新プレステ5対応、次世代VRの機能を大胆予想…現行機の“最大の難点”を改善?

 ソフトウェア上の話では、VRゲームならではの“ストーリー体験”を味わわせてくれるゲームシステムが、まだ発明されていないことですね。ファミコン時代を例に挙げるとすると、『スーパーマリオブラザーズ』のような単純明快で爽快なアクションゲームだけでなく、『ドラゴンクエスト』シリーズのようなストーリー体験ができる作品が大ヒットしたことで、ユーザー層が広がったといえます。

 ところが現行のPSVRのゲームは、装着感の問題もあり長時間プレイにあまり馴染まず、表現できるストーリー体験が限られてしまっています。要するにストーリー体験を味わうのに向いていないのが現状です。前述した現行PSVRでヒットした2本のゲームはアクション要素が大きいゲームで、スカっとしたとかストレス解消になったという体験はできました。しかし、感動したとか、泣いたという体験はできません。そういった体験を可能にするゲームがまだ発明されていないという部分が、PSVRに限らずVRゲームの最大の課題点であり、伸びしろでもあると思います。

 次世代PSVRがより多くの人に普及するためには、ハードウェアに求められる装着性の改善・刷新を急ぐとともに、VRデバイスならではの物語表現の形式を発明することが、より多くの人に普及するための大きな課題なのかもしれません」(小野氏)

「PSVR」、進化のカギとなるのは“触覚”か?

 PS4用の現行PSVRの課題から、PS5用の次世代PSVRに求められているものが見えてきたが、今後技術の進化が進むなか、次世代PSVR対応ゲームにはどういった新機能が追加されていくのだろうか。

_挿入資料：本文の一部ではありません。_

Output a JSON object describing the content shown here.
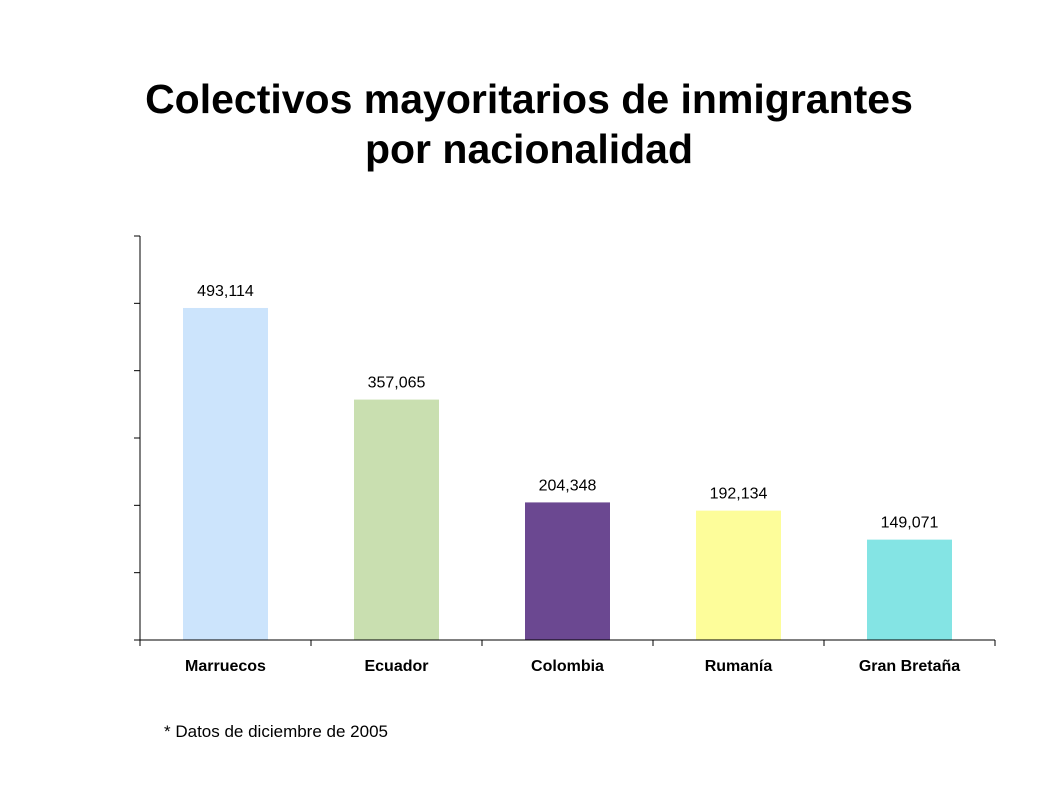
{
  "chart_data": {
    "type": "bar",
    "title_lines": [
      "Colectivos mayoritarios de inmigrantes",
      "por nacionalidad"
    ],
    "categories": [
      "Marruecos",
      "Ecuador",
      "Colombia",
      "Rumanía",
      "Gran Bretaña"
    ],
    "values": [
      493114,
      357065,
      204348,
      192134,
      149071
    ],
    "value_labels": [
      "493,114",
      "357,065",
      "204,348",
      "192,134",
      "149,071"
    ],
    "colors": [
      "#cce4fc",
      "#c9dfb0",
      "#6b4891",
      "#fdfd9a",
      "#84e4e4"
    ],
    "ylim": [
      0,
      600000
    ],
    "ytick_step": 100000,
    "ytick_labels_shown": false,
    "grid": false,
    "legend": "none"
  },
  "footnote": "*  Datos de diciembre de 2005"
}
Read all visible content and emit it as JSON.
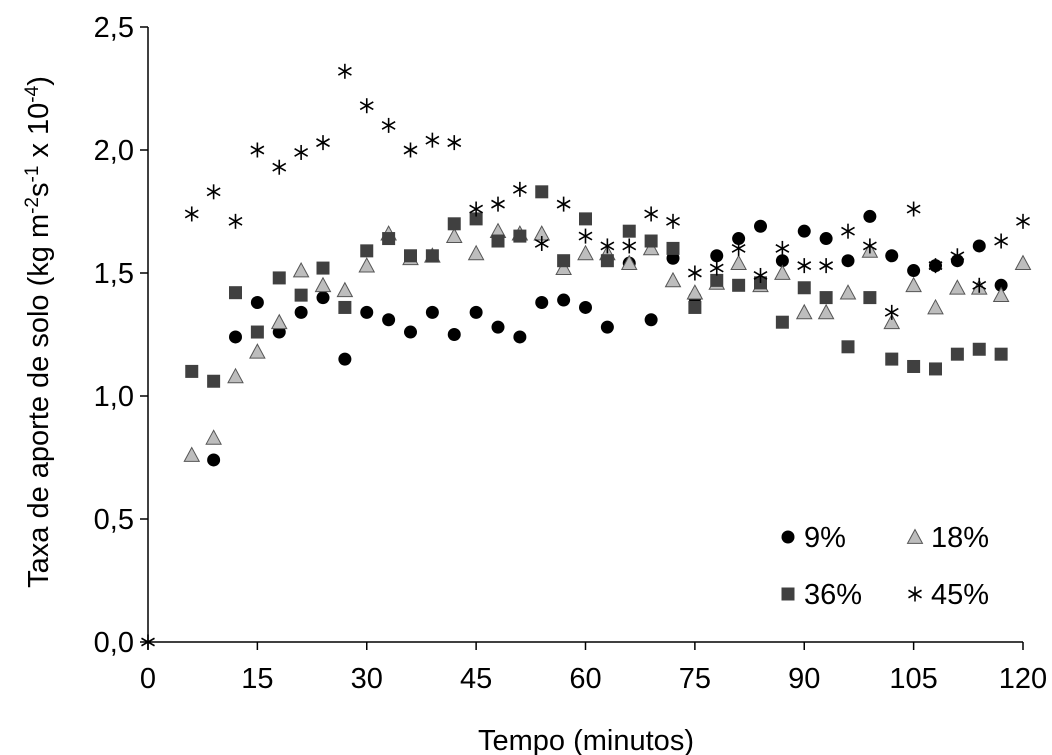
{
  "chart_data": {
    "type": "scatter",
    "xlabel": "Tempo (minutos)",
    "ylabel": {
      "base": "Taxa de aporte de solo (kg m",
      "sup1": "-2",
      "mid1": "s",
      "sup2": "-1",
      "mid2": " x 10",
      "sup3": "-4",
      "end": ")"
    },
    "xlim": [
      0,
      120
    ],
    "ylim": [
      0,
      2.5
    ],
    "xticks": [
      0,
      15,
      30,
      45,
      60,
      75,
      90,
      105,
      120
    ],
    "xtick_labels": [
      "0",
      "15",
      "30",
      "45",
      "60",
      "75",
      "90",
      "105",
      "120"
    ],
    "yticks": [
      0,
      0.5,
      1.0,
      1.5,
      2.0,
      2.5
    ],
    "ytick_labels": [
      "0,0",
      "0,5",
      "1,0",
      "1,5",
      "2,0",
      "2,5"
    ],
    "grid": false,
    "legend": "bottom-right",
    "series": [
      {
        "name": "9%",
        "marker": "circle",
        "color": "#000000",
        "points": [
          [
            9,
            0.74
          ],
          [
            12,
            1.24
          ],
          [
            15,
            1.38
          ],
          [
            18,
            1.26
          ],
          [
            21,
            1.34
          ],
          [
            24,
            1.4
          ],
          [
            27,
            1.15
          ],
          [
            30,
            1.34
          ],
          [
            33,
            1.31
          ],
          [
            36,
            1.26
          ],
          [
            39,
            1.34
          ],
          [
            42,
            1.25
          ],
          [
            45,
            1.34
          ],
          [
            48,
            1.28
          ],
          [
            51,
            1.24
          ],
          [
            54,
            1.38
          ],
          [
            57,
            1.39
          ],
          [
            60,
            1.36
          ],
          [
            63,
            1.28
          ],
          [
            66,
            1.54
          ],
          [
            69,
            1.31
          ],
          [
            72,
            1.56
          ],
          [
            75,
            1.4
          ],
          [
            78,
            1.57
          ],
          [
            81,
            1.64
          ],
          [
            84,
            1.69
          ],
          [
            87,
            1.55
          ],
          [
            90,
            1.67
          ],
          [
            93,
            1.64
          ],
          [
            96,
            1.55
          ],
          [
            99,
            1.73
          ],
          [
            102,
            1.57
          ],
          [
            105,
            1.51
          ],
          [
            108,
            1.53
          ],
          [
            111,
            1.55
          ],
          [
            114,
            1.61
          ],
          [
            117,
            1.45
          ]
        ]
      },
      {
        "name": "18%",
        "marker": "triangle",
        "color": "#bdbdbd",
        "points": [
          [
            6,
            0.76
          ],
          [
            9,
            0.83
          ],
          [
            12,
            1.08
          ],
          [
            15,
            1.18
          ],
          [
            18,
            1.3
          ],
          [
            21,
            1.51
          ],
          [
            24,
            1.45
          ],
          [
            27,
            1.43
          ],
          [
            30,
            1.53
          ],
          [
            33,
            1.66
          ],
          [
            36,
            1.56
          ],
          [
            39,
            1.57
          ],
          [
            42,
            1.65
          ],
          [
            45,
            1.58
          ],
          [
            48,
            1.67
          ],
          [
            51,
            1.66
          ],
          [
            54,
            1.66
          ],
          [
            57,
            1.52
          ],
          [
            60,
            1.58
          ],
          [
            63,
            1.58
          ],
          [
            66,
            1.54
          ],
          [
            69,
            1.6
          ],
          [
            72,
            1.47
          ],
          [
            75,
            1.42
          ],
          [
            78,
            1.46
          ],
          [
            81,
            1.54
          ],
          [
            84,
            1.45
          ],
          [
            87,
            1.5
          ],
          [
            90,
            1.34
          ],
          [
            93,
            1.34
          ],
          [
            96,
            1.42
          ],
          [
            99,
            1.59
          ],
          [
            102,
            1.3
          ],
          [
            105,
            1.45
          ],
          [
            108,
            1.36
          ],
          [
            111,
            1.44
          ],
          [
            114,
            1.44
          ],
          [
            117,
            1.41
          ],
          [
            120,
            1.54
          ]
        ]
      },
      {
        "name": "36%",
        "marker": "square",
        "color": "#404040",
        "points": [
          [
            6,
            1.1
          ],
          [
            9,
            1.06
          ],
          [
            12,
            1.42
          ],
          [
            15,
            1.26
          ],
          [
            18,
            1.48
          ],
          [
            21,
            1.41
          ],
          [
            24,
            1.52
          ],
          [
            27,
            1.36
          ],
          [
            30,
            1.59
          ],
          [
            33,
            1.64
          ],
          [
            36,
            1.57
          ],
          [
            39,
            1.57
          ],
          [
            42,
            1.7
          ],
          [
            45,
            1.72
          ],
          [
            48,
            1.63
          ],
          [
            51,
            1.65
          ],
          [
            54,
            1.83
          ],
          [
            57,
            1.55
          ],
          [
            60,
            1.72
          ],
          [
            63,
            1.55
          ],
          [
            66,
            1.67
          ],
          [
            69,
            1.63
          ],
          [
            72,
            1.6
          ],
          [
            75,
            1.36
          ],
          [
            78,
            1.47
          ],
          [
            81,
            1.45
          ],
          [
            84,
            1.46
          ],
          [
            87,
            1.3
          ],
          [
            90,
            1.44
          ],
          [
            93,
            1.4
          ],
          [
            96,
            1.2
          ],
          [
            99,
            1.4
          ],
          [
            102,
            1.15
          ],
          [
            105,
            1.12
          ],
          [
            108,
            1.11
          ],
          [
            111,
            1.17
          ],
          [
            114,
            1.19
          ],
          [
            117,
            1.17
          ]
        ]
      },
      {
        "name": "45%",
        "marker": "asterisk",
        "color": "#000000",
        "points": [
          [
            0,
            0.0
          ],
          [
            6,
            1.74
          ],
          [
            9,
            1.83
          ],
          [
            12,
            1.71
          ],
          [
            15,
            2.0
          ],
          [
            18,
            1.93
          ],
          [
            21,
            1.99
          ],
          [
            24,
            2.03
          ],
          [
            27,
            2.32
          ],
          [
            30,
            2.18
          ],
          [
            33,
            2.1
          ],
          [
            36,
            2.0
          ],
          [
            39,
            2.04
          ],
          [
            42,
            2.03
          ],
          [
            45,
            1.76
          ],
          [
            48,
            1.78
          ],
          [
            51,
            1.84
          ],
          [
            54,
            1.62
          ],
          [
            57,
            1.78
          ],
          [
            60,
            1.65
          ],
          [
            63,
            1.61
          ],
          [
            66,
            1.61
          ],
          [
            69,
            1.74
          ],
          [
            72,
            1.71
          ],
          [
            75,
            1.5
          ],
          [
            78,
            1.52
          ],
          [
            81,
            1.6
          ],
          [
            84,
            1.49
          ],
          [
            87,
            1.6
          ],
          [
            90,
            1.53
          ],
          [
            93,
            1.53
          ],
          [
            96,
            1.67
          ],
          [
            99,
            1.61
          ],
          [
            102,
            1.34
          ],
          [
            105,
            1.76
          ],
          [
            108,
            1.53
          ],
          [
            111,
            1.57
          ],
          [
            114,
            1.45
          ],
          [
            117,
            1.63
          ],
          [
            120,
            1.71
          ]
        ]
      }
    ]
  }
}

「PS5の新機能として“触覚”に着目したシステムがいくつか搭載される予定のようです。例えば、ゲーム中に操作している車が泥道を走行すると、ずっしり重い感触がコントローラーから伝わってくるといった『ハプティックフィードバック』。ほかにも、ゲーム中に弓矢を引き絞るときのアクションを、コントローラーでリアルに実感できるといった『アダプティブトリガー』。

 PS5ではこういった新機能によって、ゲーム作中にあるさまざまな感覚をリアルに力強く表現することができるようになるでしょう。そして、次世代PSVRでもそういった“触って楽しめる要素”を活かせるようになるのではないかと推測しています」(小野氏)

“新体感”を謳うゲームのキャッチコピーも少なくはないし、ユーザーは常に新しいゲーム感覚を求めているともいえる。未来の技術の最先端は一体どんな形でVRゲームに搭載されていくのか、楽しみである。

「次世代PSVRでどこまで実現できるかは未知数ですが、AR(拡張現実)やMR(複合現実)の発達によってもVRゲームの可能性の幅は広がります。

 デバイスにカメラを搭載して周囲の状況を重ねあわせることで、目の前に置かれている家具や家電などに対して、AIがその物体の意味を認識しゲームの世界の物体として解釈するということも、今後のVRゲームでは可能になってくるかもしれません。自分の部屋のソファーの陰から敵が出てくるだとか、壁にかかっている額縁を覗き込むとそこから異世界の風景が見えるだとか、そういったことが可能になる研究開発は進んでいますので、次世代PSVRのゲームにはそういった新体験にも期待したいですね」(小野氏)

 年末発売予定のPS5が、ハイスペックなゲームマシンであることは間違いない。PS5用のPSVRについてはまだ予想の範疇でしかないが、ゲームの未来を開拓するデバイスとして、ゲームファンの期待値は高まるばかりだろう。